Read the description of Badar’s talk, now removed from its official home online, and it seems he might not be making a case for killing or even one for moral relativism. It appears from the synopsis that the yawning Western hunger for tales of Muslim butchers, cf.  Norma Khouri, was at issue. Of course, to read Badar as an upright critic of Western orientalist fetish is probably generous. But we don’t know. What we do know is that the Festival of Dangerous Ideas hung him, and the broader Muslim community he was held to, but does not, represent, out to dry. The festival did it in 2009 with Keysar Trad, who functioned well as hate-porn for self-righteous white dimwits with a defence of polygyny. Again in 2014, according to Badar, he was badgered by festival organisers into talking to this topic under a title he had didn’t originally choose.

There are dozens of op-eds on Opera Australia’s negligence in employing a dirty rotter. Over at Daily Review, my colleague Jason Whittaker offers a decent critique of the organisational snafu but also says that Iveri’s anti-gay rant “doesn’t bear repeating”. Whereas Professor Dennis Altman, the nation’s best and most consistent authority on queer, suggests that the complaint is “worth reading in full”.

And it really is. Not because it contains anything of ethical value but because it makes the terms of a growing global intolerance for Western liberalism and the sexuality that is seen as one of its imported consequences very clear. Iveri, in short, doesn’t hate homos for the same reasons your Aunty Fay does; she hates them for (more or less) the same reasons that Nigerian President Goodluck Jonathan does. It’s not because they’re “deviant”. It’s because they’re “Western”.

Badar may have set out to depict the mania the West has for proof of its own liberalism in his talk. In the end, he has fed the mania the west has for proof of its own liberalism. And this is the same mania, really, that led to the Australian end of Iveri. Opera-goers can now enjoy a falsely sanitised experience of Otello; even if OA goes for the traditional blackface, at least it has restored its own power by sacking a fascist whose rants we mustn’t bother reading.

It is easy to decry a “jihadist” or a fascist. In fact, it’s pretty much obligatory.

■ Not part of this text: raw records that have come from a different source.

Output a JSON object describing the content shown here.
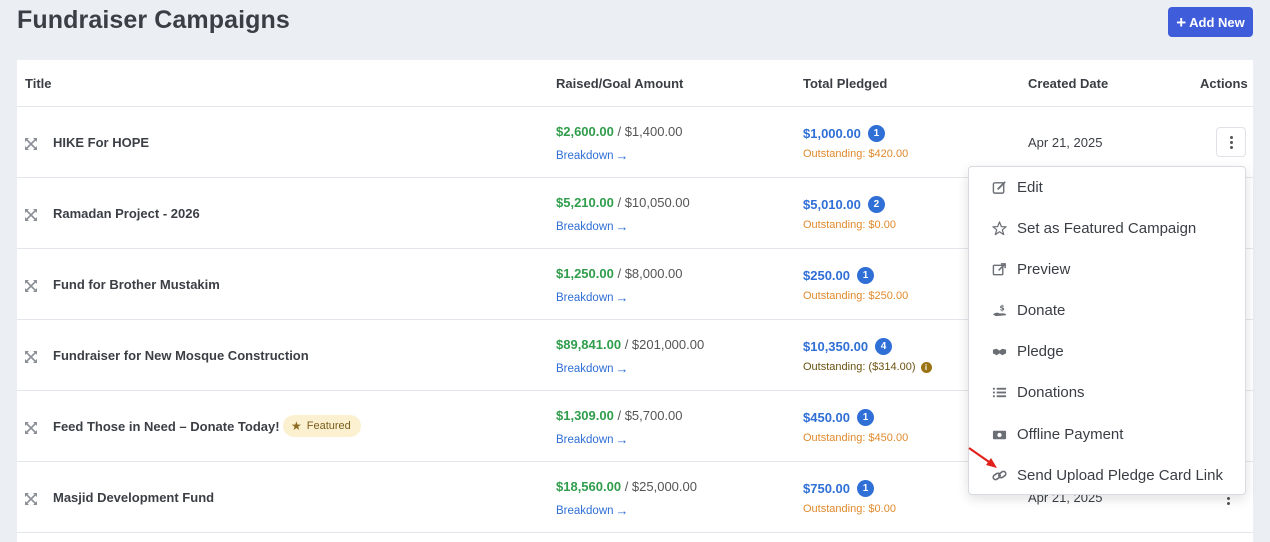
{
  "page": {
    "title": "Fundraiser Campaigns",
    "add_button_label": "Add New"
  },
  "table": {
    "headers": {
      "title": "Title",
      "raised": "Raised/Goal Amount",
      "pledged": "Total Pledged",
      "created": "Created Date",
      "actions": "Actions"
    },
    "breakdown_label": "Breakdown",
    "rows": [
      {
        "title": "HIKE For HOPE",
        "raised": "$2,600.00",
        "goal": "$1,400.00",
        "pledged": "$1,000.00",
        "pledge_count": "1",
        "outstanding": "Outstanding: $420.00",
        "created": "Apr 21, 2025"
      },
      {
        "title": "Ramadan Project - 2026",
        "raised": "$5,210.00",
        "goal": "$10,050.00",
        "pledged": "$5,010.00",
        "pledge_count": "2",
        "outstanding": "Outstanding: $0.00",
        "created": ""
      },
      {
        "title": "Fund for Brother Mustakim",
        "raised": "$1,250.00",
        "goal": "$8,000.00",
        "pledged": "$250.00",
        "pledge_count": "1",
        "outstanding": "Outstanding: $250.00",
        "created": ""
      },
      {
        "title": "Fundraiser for New Mosque Construction",
        "raised": "$89,841.00",
        "goal": "$201,000.00",
        "pledged": "$10,350.00",
        "pledge_count": "4",
        "outstanding": "Outstanding: ($314.00)",
        "created": ""
      },
      {
        "title": "Feed Those in Need – Donate Today!",
        "featured_label": "Featured",
        "raised": "$1,309.00",
        "goal": "$5,700.00",
        "pledged": "$450.00",
        "pledge_count": "1",
        "outstanding": "Outstanding: $450.00",
        "created": ""
      },
      {
        "title": "Masjid Development Fund",
        "raised": "$18,560.00",
        "goal": "$25,000.00",
        "pledged": "$750.00",
        "pledge_count": "1",
        "outstanding": "Outstanding: $0.00",
        "created": "Apr 21, 2025"
      }
    ]
  },
  "actions_menu": {
    "items": [
      {
        "label": "Edit",
        "icon": "edit-icon"
      },
      {
        "label": "Set as Featured Campaign",
        "icon": "star-icon"
      },
      {
        "label": "Preview",
        "icon": "external-link-icon"
      },
      {
        "label": "Donate",
        "icon": "donate-hand-icon"
      },
      {
        "label": "Pledge",
        "icon": "handshake-icon"
      },
      {
        "label": "Donations",
        "icon": "list-icon"
      },
      {
        "label": "Offline Payment",
        "icon": "money-bill-icon"
      },
      {
        "label": "Send Upload Pledge Card Link",
        "icon": "link-icon"
      }
    ]
  },
  "colors": {
    "accent": "#3f5ddb",
    "raised_green": "#2f9d4b",
    "link_blue": "#2f6fd6",
    "outstanding_orange": "#e08a2c",
    "annotation_red": "#e0201b"
  }
}
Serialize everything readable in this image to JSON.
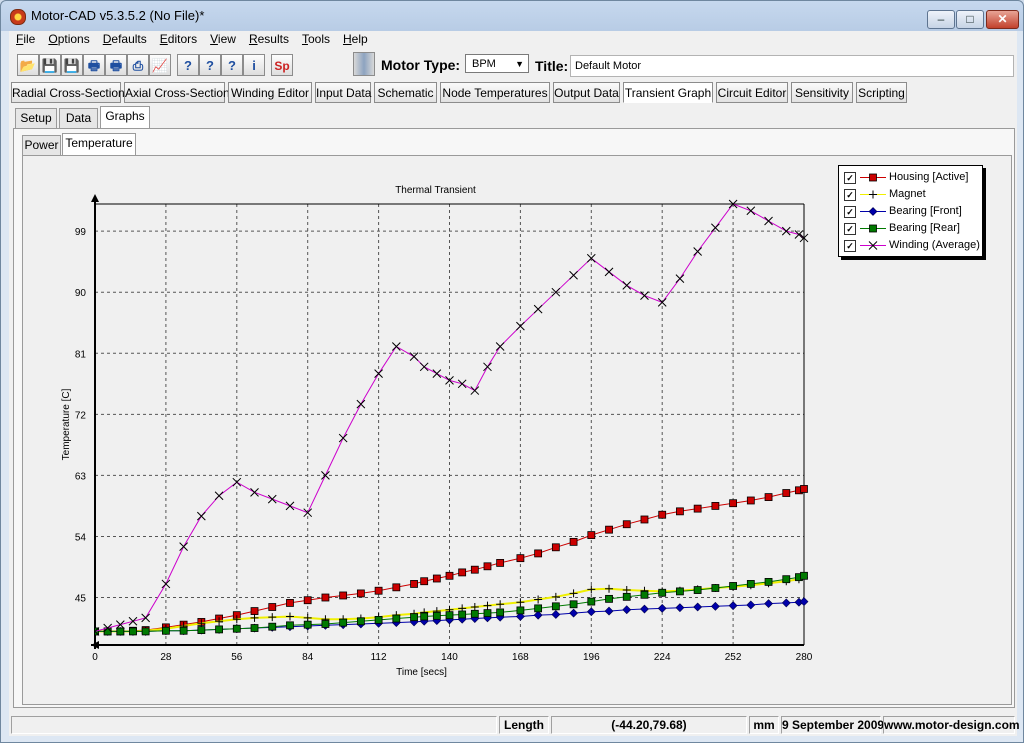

What is not so easy is moving beyond the confines of an emerging illiberal liberalism — the underskirt of Brandis’ classical liberal drag — that says that any expression of extreme prejudice can be legitimately quashed in an effort to restore a social balance. The argument goes that the expression of homophobia or of misogyny cannot be defended because such expression merely re-establishes power relations that already exist and is not, therefore, a free but an illiberal speech produced in power.

Even if we accept the terms of this argument — and I don’t; I think thugs who accidentally lay ruling class ideology bare accidentally serve a more radically democratic future — Badar and Iveri are subjects speaking from within systems of power most Australians, including myself, don’t fully understand. And just because their bigotry is repulsive and indefensible does not exempt us, if we are interested in justice or in ethics, from its understanding.

But, to read the letter or to hear the talk with which we “shouldn’t bother” feels like we are agreeing with Brandis, that we are defending the right to be a bigot. I don’t think this is the case. Perhaps we are not defending a questionable right but maintaining an urgent responsibility to argue beyond the cynical terms of the AG’s false dilemma.